The former Bond-girl was seen at the exhibition, called Green, wearing three rings from Montblanc’s 4810 Classic collection, each in either red, white or yellow gold and set with diamonds and a pair of earrings from the Star collection, made in silver and onyx.
The subject of the exhibition, which was held at the Galerie Catherine Houard, was the actress’s aunt, Marika Green, who has put together a series of 100 photographs tracing the history of four generations of the family. The exhibition runs until December 25 in Paris and then will travel the world with stops in Vienna and Zurich.
This is an invitation to take a trip back in time. A journey back through time and history to a century ago, and also to take the time to tell a story, the story of a family. One family, four generations, which have, each in a different way, something to do with one same objective, one enigma: the photographic lens. For this is, of course, also an invitation to take a voyage through the images, through these photos, taken between the years of 1894 and 2010.
I wanted you to discover and get to know Mia Green, my Swedish grandmother. In Sweden, she is now finally recognized as a photographer, but only because she documented a certain historical group of events, the events that took place during World War I in the town in which she lived, Haparanda. And yet, she was much more than just a witness to these events. She was, during the last years of the nineteenth century, a pioneer in the world of photography. At the age of twenty, she would get on her bicycle, wander through Haparanda and the surrounding villages at the northernmost point of Sweden, and take thousands of pictures, recorded on glass plates, putting together her own point of view of what she saw every day.
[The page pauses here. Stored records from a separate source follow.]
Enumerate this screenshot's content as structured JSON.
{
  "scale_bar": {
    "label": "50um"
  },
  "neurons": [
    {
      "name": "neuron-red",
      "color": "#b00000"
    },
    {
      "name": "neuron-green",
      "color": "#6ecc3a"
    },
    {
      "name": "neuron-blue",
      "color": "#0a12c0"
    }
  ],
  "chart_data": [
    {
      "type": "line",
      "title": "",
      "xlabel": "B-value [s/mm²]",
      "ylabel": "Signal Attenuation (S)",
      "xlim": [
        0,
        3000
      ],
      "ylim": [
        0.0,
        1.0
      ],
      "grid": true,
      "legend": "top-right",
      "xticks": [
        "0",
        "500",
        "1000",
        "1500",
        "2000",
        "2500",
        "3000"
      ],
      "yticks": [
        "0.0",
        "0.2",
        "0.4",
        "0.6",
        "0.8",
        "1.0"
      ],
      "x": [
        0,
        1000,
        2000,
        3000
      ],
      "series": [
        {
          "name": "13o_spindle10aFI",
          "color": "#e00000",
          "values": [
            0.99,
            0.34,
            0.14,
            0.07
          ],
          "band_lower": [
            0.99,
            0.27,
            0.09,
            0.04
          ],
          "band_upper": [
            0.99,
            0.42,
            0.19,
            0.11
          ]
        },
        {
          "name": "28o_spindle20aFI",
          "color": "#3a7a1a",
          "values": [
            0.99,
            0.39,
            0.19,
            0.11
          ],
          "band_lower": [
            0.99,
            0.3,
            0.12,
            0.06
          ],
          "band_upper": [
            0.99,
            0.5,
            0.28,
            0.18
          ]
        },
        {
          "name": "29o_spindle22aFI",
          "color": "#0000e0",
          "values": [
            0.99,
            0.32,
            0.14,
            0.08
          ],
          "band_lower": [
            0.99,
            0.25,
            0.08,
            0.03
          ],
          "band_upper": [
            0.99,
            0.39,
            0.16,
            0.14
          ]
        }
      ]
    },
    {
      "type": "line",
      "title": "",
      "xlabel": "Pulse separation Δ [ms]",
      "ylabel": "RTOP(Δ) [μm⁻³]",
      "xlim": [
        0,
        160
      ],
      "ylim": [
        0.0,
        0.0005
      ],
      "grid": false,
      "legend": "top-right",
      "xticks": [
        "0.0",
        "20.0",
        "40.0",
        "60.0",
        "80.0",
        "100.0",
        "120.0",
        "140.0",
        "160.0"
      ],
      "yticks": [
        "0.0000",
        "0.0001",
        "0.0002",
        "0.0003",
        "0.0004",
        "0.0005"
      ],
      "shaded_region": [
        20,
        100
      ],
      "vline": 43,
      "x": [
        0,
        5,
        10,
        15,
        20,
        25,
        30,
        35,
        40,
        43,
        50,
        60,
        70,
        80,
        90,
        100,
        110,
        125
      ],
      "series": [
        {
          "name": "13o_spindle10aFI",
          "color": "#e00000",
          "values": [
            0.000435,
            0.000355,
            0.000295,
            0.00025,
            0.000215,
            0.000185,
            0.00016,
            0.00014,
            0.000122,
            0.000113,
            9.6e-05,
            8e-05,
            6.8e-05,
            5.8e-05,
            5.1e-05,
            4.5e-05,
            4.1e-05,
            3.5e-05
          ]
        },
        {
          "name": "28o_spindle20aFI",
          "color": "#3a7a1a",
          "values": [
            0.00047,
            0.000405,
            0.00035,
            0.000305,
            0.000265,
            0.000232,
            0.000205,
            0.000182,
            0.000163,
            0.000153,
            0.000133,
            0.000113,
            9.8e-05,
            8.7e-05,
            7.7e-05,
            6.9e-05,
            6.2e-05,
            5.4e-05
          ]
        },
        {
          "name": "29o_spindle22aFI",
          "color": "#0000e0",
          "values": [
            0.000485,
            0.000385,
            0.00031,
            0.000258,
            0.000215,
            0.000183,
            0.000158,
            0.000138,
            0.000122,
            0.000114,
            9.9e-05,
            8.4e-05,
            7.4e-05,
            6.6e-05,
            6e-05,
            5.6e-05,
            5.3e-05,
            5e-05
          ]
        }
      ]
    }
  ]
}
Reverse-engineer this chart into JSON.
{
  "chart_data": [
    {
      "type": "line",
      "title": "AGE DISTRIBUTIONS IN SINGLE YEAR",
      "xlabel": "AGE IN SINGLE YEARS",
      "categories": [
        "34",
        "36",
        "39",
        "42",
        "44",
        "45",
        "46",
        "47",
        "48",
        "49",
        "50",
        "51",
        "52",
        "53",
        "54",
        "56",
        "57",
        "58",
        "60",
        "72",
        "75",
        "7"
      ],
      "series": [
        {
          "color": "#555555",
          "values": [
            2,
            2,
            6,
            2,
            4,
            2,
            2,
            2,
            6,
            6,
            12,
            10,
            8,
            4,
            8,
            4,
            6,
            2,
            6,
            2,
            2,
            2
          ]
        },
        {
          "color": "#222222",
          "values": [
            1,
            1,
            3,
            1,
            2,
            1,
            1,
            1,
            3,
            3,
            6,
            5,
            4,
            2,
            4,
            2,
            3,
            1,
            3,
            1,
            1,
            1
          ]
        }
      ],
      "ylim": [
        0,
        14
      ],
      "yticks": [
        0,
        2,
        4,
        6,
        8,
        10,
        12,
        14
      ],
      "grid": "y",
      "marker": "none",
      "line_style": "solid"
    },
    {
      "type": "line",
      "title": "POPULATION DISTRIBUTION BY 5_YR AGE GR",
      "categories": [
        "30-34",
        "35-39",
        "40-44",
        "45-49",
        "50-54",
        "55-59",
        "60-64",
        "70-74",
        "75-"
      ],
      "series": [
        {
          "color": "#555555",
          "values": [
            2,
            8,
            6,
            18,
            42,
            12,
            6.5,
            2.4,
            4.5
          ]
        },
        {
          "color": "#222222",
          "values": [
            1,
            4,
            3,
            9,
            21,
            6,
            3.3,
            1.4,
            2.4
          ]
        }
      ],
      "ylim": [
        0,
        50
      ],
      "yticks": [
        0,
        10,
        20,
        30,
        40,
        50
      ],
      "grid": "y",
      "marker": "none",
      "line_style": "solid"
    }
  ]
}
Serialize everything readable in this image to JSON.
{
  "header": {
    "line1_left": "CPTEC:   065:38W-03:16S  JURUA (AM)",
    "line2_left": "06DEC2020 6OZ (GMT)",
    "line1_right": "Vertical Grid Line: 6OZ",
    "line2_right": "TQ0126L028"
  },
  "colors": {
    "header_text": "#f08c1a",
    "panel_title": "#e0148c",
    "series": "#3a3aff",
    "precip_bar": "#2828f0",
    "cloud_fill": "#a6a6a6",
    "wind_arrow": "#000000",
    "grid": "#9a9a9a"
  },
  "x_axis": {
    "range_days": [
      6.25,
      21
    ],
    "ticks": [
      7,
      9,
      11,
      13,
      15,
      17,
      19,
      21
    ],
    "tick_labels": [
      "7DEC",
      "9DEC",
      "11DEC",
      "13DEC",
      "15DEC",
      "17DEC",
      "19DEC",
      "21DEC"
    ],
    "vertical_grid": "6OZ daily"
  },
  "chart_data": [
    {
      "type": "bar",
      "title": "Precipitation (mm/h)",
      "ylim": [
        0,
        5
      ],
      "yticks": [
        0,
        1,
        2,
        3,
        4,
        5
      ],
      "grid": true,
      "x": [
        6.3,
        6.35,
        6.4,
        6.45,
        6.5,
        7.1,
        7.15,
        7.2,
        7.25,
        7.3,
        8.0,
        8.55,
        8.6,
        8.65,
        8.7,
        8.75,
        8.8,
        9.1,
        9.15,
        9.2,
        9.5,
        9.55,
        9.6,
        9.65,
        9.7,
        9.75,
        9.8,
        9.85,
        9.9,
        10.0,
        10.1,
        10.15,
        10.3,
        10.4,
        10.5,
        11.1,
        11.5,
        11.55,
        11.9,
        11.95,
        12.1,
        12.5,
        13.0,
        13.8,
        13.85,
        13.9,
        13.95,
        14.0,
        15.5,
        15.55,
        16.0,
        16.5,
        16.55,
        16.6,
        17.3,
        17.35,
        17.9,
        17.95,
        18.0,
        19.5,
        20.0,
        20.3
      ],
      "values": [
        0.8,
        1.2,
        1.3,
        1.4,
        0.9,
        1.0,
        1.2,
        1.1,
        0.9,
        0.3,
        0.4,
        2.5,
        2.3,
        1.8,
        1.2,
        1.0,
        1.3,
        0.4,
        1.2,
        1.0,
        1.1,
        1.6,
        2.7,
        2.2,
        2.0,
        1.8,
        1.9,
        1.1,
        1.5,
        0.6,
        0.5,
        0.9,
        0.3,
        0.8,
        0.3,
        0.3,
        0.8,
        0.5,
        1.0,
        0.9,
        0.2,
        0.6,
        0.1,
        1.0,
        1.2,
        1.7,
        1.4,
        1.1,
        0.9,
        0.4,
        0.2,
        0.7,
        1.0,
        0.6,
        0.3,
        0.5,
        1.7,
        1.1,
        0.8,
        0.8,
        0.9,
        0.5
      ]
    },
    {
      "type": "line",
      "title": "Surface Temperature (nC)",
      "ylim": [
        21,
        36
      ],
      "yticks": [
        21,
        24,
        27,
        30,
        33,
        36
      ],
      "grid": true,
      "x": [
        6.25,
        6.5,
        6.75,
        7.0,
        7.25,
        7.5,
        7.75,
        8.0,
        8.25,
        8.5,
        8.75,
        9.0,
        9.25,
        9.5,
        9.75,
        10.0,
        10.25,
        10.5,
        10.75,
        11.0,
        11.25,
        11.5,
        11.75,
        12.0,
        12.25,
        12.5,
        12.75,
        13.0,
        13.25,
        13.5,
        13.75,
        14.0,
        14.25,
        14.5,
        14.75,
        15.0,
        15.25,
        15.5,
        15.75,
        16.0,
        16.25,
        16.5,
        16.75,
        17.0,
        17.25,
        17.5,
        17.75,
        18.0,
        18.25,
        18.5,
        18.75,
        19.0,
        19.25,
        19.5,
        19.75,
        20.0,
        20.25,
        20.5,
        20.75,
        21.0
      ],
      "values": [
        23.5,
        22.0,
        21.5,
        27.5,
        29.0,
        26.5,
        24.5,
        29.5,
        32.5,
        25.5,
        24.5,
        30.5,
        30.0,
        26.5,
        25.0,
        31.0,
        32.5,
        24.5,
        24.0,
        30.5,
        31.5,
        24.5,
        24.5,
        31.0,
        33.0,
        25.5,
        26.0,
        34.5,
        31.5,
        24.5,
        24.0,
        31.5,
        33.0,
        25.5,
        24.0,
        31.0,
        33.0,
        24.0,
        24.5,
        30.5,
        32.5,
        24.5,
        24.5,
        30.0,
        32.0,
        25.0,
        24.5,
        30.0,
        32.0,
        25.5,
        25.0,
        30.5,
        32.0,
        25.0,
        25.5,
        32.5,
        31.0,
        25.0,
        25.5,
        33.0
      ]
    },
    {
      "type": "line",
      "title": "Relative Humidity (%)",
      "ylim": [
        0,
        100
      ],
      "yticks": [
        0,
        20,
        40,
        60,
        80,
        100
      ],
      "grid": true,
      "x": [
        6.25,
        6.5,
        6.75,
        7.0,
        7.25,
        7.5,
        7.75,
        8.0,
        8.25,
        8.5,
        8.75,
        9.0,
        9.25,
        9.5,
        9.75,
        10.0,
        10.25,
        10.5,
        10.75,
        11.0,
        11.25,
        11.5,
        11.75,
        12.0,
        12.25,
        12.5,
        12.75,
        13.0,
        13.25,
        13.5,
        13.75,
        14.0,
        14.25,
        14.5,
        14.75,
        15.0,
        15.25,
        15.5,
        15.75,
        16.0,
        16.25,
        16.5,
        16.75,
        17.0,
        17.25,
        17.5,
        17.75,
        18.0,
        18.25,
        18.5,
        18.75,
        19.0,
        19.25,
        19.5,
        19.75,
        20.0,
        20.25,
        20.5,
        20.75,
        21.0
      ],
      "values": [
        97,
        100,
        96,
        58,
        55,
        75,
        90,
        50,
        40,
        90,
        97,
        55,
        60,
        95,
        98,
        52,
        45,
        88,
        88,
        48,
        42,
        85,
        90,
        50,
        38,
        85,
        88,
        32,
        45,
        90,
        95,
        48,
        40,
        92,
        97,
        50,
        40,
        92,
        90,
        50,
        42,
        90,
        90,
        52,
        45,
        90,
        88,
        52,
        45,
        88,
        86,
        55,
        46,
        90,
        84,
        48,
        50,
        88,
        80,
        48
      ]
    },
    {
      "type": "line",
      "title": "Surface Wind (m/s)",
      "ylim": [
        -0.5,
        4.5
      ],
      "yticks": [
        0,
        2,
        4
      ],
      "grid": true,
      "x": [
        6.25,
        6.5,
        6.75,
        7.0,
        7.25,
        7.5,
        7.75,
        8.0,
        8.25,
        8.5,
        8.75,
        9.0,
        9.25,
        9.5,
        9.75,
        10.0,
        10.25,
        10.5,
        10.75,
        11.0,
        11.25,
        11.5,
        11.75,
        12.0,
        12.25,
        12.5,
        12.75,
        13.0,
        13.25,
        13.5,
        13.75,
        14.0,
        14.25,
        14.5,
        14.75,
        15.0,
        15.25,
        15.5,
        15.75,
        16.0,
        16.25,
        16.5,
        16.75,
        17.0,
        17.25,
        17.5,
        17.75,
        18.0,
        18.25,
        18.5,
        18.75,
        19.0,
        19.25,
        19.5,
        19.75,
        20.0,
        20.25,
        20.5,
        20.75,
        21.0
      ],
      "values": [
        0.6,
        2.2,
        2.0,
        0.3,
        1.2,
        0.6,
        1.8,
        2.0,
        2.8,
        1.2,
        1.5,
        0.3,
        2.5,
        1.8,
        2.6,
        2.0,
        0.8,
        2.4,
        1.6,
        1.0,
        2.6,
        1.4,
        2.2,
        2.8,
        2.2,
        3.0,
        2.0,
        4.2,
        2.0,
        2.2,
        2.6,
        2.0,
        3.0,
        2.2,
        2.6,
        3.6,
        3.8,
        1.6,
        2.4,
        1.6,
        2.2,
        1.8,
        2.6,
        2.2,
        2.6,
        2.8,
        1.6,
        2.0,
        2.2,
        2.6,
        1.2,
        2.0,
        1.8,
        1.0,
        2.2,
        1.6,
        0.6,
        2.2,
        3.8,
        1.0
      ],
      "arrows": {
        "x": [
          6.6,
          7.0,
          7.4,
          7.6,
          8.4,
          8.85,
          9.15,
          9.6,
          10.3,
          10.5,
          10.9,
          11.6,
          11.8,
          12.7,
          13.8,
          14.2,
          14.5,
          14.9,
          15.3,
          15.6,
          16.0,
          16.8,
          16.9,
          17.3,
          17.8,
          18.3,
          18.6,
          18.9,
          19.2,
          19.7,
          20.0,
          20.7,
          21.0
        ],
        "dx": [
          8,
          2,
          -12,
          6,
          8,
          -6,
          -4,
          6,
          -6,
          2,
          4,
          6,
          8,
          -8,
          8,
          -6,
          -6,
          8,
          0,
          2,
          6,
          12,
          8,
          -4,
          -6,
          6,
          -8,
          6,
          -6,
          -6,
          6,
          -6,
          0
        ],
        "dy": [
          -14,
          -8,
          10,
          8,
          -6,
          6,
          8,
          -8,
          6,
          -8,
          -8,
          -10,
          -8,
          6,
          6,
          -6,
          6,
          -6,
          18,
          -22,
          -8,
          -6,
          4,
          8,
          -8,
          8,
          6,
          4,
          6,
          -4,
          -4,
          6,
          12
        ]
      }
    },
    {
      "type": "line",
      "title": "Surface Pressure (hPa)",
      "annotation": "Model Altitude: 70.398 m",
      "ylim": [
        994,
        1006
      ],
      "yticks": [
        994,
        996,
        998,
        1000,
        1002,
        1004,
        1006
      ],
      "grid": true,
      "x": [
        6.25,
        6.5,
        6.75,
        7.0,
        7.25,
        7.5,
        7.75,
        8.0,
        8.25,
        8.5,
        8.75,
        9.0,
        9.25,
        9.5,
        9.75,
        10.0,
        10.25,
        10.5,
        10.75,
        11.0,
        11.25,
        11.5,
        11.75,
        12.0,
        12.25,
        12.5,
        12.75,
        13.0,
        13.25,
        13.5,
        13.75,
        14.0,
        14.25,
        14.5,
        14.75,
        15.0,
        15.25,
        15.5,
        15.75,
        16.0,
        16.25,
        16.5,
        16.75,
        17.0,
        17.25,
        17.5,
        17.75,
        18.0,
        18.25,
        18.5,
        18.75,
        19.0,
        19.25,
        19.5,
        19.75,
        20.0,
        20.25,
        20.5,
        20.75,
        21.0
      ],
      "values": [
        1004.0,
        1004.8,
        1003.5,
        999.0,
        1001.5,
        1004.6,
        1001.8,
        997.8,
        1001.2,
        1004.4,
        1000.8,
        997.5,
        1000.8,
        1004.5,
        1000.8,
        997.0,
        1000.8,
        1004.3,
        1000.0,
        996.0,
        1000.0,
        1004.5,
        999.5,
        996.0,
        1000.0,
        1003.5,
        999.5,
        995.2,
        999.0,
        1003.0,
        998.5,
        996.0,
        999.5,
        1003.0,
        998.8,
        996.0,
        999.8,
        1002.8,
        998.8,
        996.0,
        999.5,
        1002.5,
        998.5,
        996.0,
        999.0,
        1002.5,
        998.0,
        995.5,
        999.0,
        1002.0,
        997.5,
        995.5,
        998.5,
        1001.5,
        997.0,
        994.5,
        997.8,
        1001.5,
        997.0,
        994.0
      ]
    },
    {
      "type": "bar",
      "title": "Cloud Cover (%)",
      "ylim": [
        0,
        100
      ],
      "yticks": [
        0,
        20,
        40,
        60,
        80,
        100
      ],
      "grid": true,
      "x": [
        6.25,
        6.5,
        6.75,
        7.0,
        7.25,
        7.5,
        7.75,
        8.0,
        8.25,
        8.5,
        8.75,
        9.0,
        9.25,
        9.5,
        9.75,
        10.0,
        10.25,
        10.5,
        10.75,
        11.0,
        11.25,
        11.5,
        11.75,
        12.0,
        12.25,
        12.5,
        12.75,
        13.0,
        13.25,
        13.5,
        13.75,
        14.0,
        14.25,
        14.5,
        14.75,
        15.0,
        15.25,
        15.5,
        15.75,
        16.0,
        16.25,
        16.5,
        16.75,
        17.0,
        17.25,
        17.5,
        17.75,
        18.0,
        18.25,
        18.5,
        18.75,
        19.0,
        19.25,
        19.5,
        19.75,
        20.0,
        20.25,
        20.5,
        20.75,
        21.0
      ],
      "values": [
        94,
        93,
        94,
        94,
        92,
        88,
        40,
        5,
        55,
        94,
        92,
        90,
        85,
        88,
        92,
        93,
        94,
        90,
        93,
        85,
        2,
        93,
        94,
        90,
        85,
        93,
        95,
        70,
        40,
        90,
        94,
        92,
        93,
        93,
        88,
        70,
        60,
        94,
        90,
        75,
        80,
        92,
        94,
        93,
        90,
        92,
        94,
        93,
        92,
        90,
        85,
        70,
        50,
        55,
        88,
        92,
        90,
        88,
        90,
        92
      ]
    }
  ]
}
Lennart Green, my father, in turn also became a photographer. He worked in Sweden and Germany at first, but it was in post-war Paris, the Paris of Saint Germain des Près and the New Wave, that he constructed a significant body of work by photographing the greatest celebrities of the time in the worlds of literature, cinema and music.
Rediscovering all these images, I came to the conclusion that this photographic history had a definite sense, a coherence that was very relevant. To this day, photography remains very much present, even very powerfully so, in the Green family. Now, having worked myself for years as an actress and model for the greatest photographers, my niece, Eva Green shines radiantly for the camera lens of many renowned photographers and filmmakers.
Hence, this exhibit in the shape of a voyage through time and space, form and style, a voyage that questions the confines of what defines a body of work, of art, and what remains simply a historical document. It is a constantly moving and stimulating process, since “The question is not whether photography is art, but rather when it becomes art.“ (Jean-François Chevrier)
GREEN PHOTOGRAPHIC SIGHTS IMAGES 1894–2010
Actress and model Marika Green has put together a collection of approximately one hundred photos retracing the personal journey of four generations of the same family, all involving photography.
These perspectives and these subjects invite us to make a subjective excursion into the political, social and esthetic history of an entire century, and even a bit beyond: from the history of Sweden at the beginning of the twentieth century, through two world wars, everyday life and cultural life in Paris in the fifties and sixties, and finally the fashion world and that of the cinema, from the sixties all the way to the present day.
Four generations represented here by two photographers, Mia Green (1870–1949) and Lennart Green (1913–2007), and two women who are each both actress and model, Marika Green and Eva Green, photographed by some of the great photographers of the last fifty years, Helmut Newton, Jeanloup Sieff, William Klein, Guy Bourdin, Peter Knapp, Frank Horvat, Willy Rizzo, Ellen von Unwerth, Lothar Schmid and Paolo Roversi.